Aku terdiam beberapa saat dengan perasaan kesal mengingat kejadian kemarin. Setelah dipukuli hingga terluka oleh Helena Huang yang begitu marah, aku yang ingin menyusulnya yang telah lebih dulu pergi, meminta supir kantor untuk mengantar Dalia Han ke rumah sakit terdekat. Aku berpikir untuk menyusul Helena Huang karena ingin bicara dengannya yang pastinya sangat terluka atas apa yang baru saja ia lihat dan ia ketahui. Meski aku tidak tahu kemana ia pergi, diperjalanan menuju tempat yang mungkin saja ia kunjungi, tiba-tiba aku melihat ia berdiri di pinggir jalan saat hujan masih mengguyur kota Shanghai. Dan aku melihat secara langsung polisi datang untuk menangkapnya di depan orang ramai.
Selain itu, mendengar Dalia Han menyebut Helena Huang dengan panggilan 'wanita gila', membuat hatiku terasa sakit. Namun lebih menyakitkan lagi jika aku mengingat apa yang terjadi kemarin kepada kedua wanita yang kini ada dalam hidupku. Aku merasa sakit hati melihat Helena Huang yang marah seperti orang kesetanan hingga membuat Daliah Han mengalami pendarahan dan melahirkan secara prematur. Dan hatiku juga terasa sakit melihat wanita yang aku cintai harus ditahan dan di giring ke kantor polisi di depan mataku. Selama ini aku telah berusaha menutupi semua agar Helena Huang tidak mengetahui perselingkuhanku. Namun tanpa aku duga, ia yang sangat aku cintai lebih dulu mengetahui sebelum aku siap memberi tahunya.
Saat aku terdiam dan belum menanggapi ucapannya, Dalia Han yang masih berbaring di atas tempat tidur pasien kembali bersuara, "Sayang, apa kamu telah melihat putri kita di ruang bayi?"
"Ya, aku telah melihatnya. Sebelum aku kemari, aku menyempatkan diri untuk melihatnya yang tertidur pulas di dalam incubator. Ia terlihat tampan."
"Ya, ia sangat tampan. Ia seperti dirimu dan ayahku yang juga tampan. Jika ia perempuan, ia juga akan cantik melebihi kecantikan Helena istri pertamamu. Andai saja kemarin kemarahan Helena tidak membabi buta, pastinya putri kita saat ini masih dalam kandunganku dan akan lahir dengan baik sesuai dengan waktu yang telah ditentukan. Tapi kegilaan wanita itu membuat putri kita lahir sebelum waktunya. Membuatku benar-benar marah padanya."
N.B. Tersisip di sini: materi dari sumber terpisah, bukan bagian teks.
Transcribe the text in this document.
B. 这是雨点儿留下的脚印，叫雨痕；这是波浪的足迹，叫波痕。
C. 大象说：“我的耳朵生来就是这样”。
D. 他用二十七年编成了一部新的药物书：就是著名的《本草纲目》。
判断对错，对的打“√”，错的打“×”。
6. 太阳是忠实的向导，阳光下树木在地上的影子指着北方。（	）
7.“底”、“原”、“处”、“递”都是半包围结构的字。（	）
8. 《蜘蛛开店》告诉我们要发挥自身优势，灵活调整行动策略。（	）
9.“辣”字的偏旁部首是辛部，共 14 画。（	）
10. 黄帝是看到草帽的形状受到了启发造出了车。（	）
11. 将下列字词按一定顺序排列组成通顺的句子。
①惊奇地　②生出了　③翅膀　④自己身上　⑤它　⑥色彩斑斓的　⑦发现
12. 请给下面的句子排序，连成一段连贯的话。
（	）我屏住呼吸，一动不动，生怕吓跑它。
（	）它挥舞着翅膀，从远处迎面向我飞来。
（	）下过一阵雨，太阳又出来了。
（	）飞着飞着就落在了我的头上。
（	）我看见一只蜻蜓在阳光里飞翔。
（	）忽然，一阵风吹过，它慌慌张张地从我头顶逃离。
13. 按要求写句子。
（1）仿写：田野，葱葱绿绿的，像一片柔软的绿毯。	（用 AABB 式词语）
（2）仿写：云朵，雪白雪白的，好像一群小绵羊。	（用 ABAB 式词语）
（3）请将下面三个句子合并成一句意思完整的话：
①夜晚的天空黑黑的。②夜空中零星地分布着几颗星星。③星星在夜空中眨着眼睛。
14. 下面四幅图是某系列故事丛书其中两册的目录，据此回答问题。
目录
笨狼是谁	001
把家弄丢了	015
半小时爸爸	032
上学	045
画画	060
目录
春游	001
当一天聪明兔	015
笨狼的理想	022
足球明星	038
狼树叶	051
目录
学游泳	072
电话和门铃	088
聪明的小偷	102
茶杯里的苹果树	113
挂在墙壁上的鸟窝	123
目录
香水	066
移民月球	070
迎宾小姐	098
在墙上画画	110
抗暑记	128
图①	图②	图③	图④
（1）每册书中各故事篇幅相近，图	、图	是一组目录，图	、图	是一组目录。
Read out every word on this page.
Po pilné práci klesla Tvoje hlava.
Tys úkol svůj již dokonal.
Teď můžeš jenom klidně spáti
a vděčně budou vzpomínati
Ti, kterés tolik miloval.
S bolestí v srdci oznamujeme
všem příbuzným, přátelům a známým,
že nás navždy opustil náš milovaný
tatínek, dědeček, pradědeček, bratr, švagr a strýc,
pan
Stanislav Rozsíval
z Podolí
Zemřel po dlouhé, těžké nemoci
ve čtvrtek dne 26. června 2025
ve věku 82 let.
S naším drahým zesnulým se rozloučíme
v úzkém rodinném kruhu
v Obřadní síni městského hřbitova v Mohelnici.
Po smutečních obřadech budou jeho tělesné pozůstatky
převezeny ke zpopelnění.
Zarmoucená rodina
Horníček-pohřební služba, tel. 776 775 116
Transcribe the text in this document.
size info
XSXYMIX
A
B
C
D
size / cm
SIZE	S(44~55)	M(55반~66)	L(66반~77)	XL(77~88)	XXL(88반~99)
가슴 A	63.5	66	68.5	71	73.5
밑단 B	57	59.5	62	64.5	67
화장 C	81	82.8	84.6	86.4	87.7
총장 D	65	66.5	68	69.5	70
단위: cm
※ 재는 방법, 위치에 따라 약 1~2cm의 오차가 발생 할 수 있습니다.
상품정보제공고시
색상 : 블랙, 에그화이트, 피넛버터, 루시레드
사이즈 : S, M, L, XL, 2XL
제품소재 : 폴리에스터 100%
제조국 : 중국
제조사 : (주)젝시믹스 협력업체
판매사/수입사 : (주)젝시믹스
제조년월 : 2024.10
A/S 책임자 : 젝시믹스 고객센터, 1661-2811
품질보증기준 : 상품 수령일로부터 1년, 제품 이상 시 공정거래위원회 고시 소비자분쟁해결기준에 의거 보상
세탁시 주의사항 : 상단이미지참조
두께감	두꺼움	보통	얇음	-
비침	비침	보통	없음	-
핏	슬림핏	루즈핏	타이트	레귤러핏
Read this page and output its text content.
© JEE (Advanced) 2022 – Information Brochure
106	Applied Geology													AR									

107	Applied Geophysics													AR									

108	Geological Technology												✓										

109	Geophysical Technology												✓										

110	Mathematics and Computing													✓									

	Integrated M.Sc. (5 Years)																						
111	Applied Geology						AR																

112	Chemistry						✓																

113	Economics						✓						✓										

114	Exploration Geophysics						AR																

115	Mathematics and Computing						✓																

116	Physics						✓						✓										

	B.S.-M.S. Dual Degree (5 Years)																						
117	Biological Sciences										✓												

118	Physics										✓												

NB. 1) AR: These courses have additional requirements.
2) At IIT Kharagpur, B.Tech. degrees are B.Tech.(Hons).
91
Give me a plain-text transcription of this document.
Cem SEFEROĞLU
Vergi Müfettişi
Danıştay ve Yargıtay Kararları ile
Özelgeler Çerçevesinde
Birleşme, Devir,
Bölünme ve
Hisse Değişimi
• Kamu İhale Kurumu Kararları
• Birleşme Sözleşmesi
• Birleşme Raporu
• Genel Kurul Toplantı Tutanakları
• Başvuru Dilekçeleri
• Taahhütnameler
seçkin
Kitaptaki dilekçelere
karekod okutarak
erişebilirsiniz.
Aku hanya diam dan tidak menanggapi ungkapan kekesalan Dalia Han yang sepertinya sangat membenci Helena Huang. Kemudian ia kembali berkata, "Tapi sekarang aku merasa puas. Karena akhirnya sekarang ia dipenjara. Dan aku tidak akan memberikan ampun padanya. Meski ia memohon padaku untuk di bebaskan, aku akan tetap menjebloskannya ke penjara. Aku akan membuatnya dipenjara dalam waktu yang lama. Tidak ada ampun baginya yang telah membuatku, kamu dan putri kita seperti ini."